R: A infecção do trato urinário (ITU) complicada é aquela associada a condições que aumentem o risco para o desenvolvimento da infecção. As condições que se associam a ITU complicada incluem as de causa obstrutiva (hipertrofia benigna de próstata, tumores, urolitíase, estenose de junção uretero-piélica, corpos estranhos, etc); anátomofuncionais (bexiga neurogênica, refluxo vesico-ureteral, rim-espongiomedular, nefrocalcinose, cistos renais, divertículos vesicais); metabólicas (insuficiência renal, diabetes mellitus, transplante renal); uso de catéter de demora ou qualquer tipo de instrumentação e derivações ileais.

2) Com relação a Klebsiella pneumoniae, quais são as suas características bioquímicas? Quais fatores de virulência são encontrados neste uropatógeno?

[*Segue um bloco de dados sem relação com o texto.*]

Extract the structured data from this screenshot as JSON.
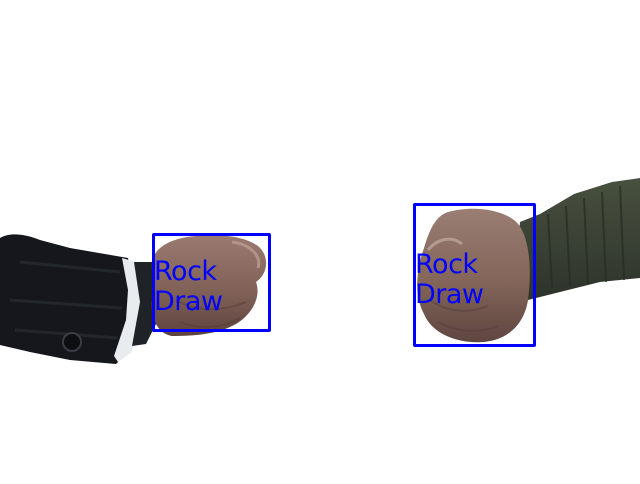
{
  "scene": {
    "background": "#ffffff",
    "subjects": [
      {
        "id": "left-hand",
        "gesture": "rock",
        "sleeve_color": "#15171c",
        "cuff_color": "#e8ecef",
        "skin_color": "#8a6a5f"
      },
      {
        "id": "right-hand",
        "gesture": "rock",
        "sleeve_color": "#3a4037",
        "skin_color": "#8c6e64"
      }
    ]
  },
  "detections": [
    {
      "class_label": "Rock",
      "status_label": "Draw",
      "box_color": "#0000ff"
    },
    {
      "class_label": "Rock",
      "status_label": "Draw",
      "box_color": "#0000ff"
    }
  ]
}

R: CARACTERÍSTICAS BIOQUÍMICAS:

* Fermentação da Lactose: Positiva --> Presença da enzima Betagalactosídeo permease (permite o microrganismo captar a molécula de Lactose para o seu interior) e Presença da enzima Betagalactosidase (permite a quebra da molécula de Lactose em Glicose e Galactose).
* Fermentação da Glicose: Positiva --> A Glicose é convertida em piruvato pelo microrganismo através da via de Embden Meyerhof (fermetação). Por sua vez o Piruvato é convertido em energia através da via do Butilenoglicol. Nesta via são produzidos pequena quantidade de ácido, grande quantidade de gás e álcool (indicado pela positividade do teste de Voges Proskauer).
*Fermentação da Sacarose: Negativa.
*Motilidade: Negativa.
*Lisina: Positiva --> Conversão de Lisina em Cadaverina pela ação da enzima Lisina descarboxilase, com produção de aminas.
*Hidrólise da ureia: Positiva --> Hidrólise da Ureia em Amônia pela ação da enzima Urease.
*Produção de H2S: Negativo.
*LTD: Negativo.
*Indol: Negativo.

FATORES DE VIRULÊNCIA:

*Cápsula polissacarídica: A cápsula bacteriana é considerada um fator de virulência pois aumenta a habilidade de uma bactéria causar doença. A cápsula protege a célula bacteriana contra a fagocitose por células eucarióticas como os macrófagos.

3) Quais os mecanismos de res|istência aos antimicrobianos são encontrados nesta cepa?

Classe de antimicrobianos: Betalactâmicos

1) Cepa produtora de Betalactamase cromossômica fenótipo blaSHV-1. A presente enzima pertence a classe molecular A da classificação de Ambler, sendo que sua atividade hidrolítica é inibida por Ácido Clavulânico. Esta enzima hidrolisa eficientemente as Aminopenicilinas (Ampicilina e Amoxicilina). As Cefalosporinas de primeira geração (Cefazolina, Cefalotina, Cefalexina e Cefadroxil) também podem ser inativadas pela Betalactamase SHV-1. No entanto, a hidrólise destas Cefalosporinas em condições onde a enzima é pouco expressa é menor em relação ás Aminopenicilinas. 
Em infecções do trato urinário, Cefalosporinas de primeira geração podem ser indicadas para o tratamento de cepas de Klebsiella pneumoniae que apresentam baixa expressão da Betalactamase SHV-1, provavelmente porque altas doses destes antimicrobianos são atingidos no trato urinário.

REFERÊNCIAS BIBLIOGRÁFICAS

  1. ALBINI, C.A. et al. Infecções urinárias: Uma abordagem multidisciplinar. Curitiba: Editora CRV, 2012, 764p.
  2. ROSSI, F., ANDREAZZI, D.B. Resistência bacteriana: Interpretando o antibiograma. São Paulo: Editora Atheneu, 2005, 118p.
  3. WASHINGTON, C.W.J., et al. Koneman: Diagnóstico microbiológico. Texto e atlas colorido.  Sexta edição. Rio de Janeiro: Guanabara Koogan, 2010, 1565p.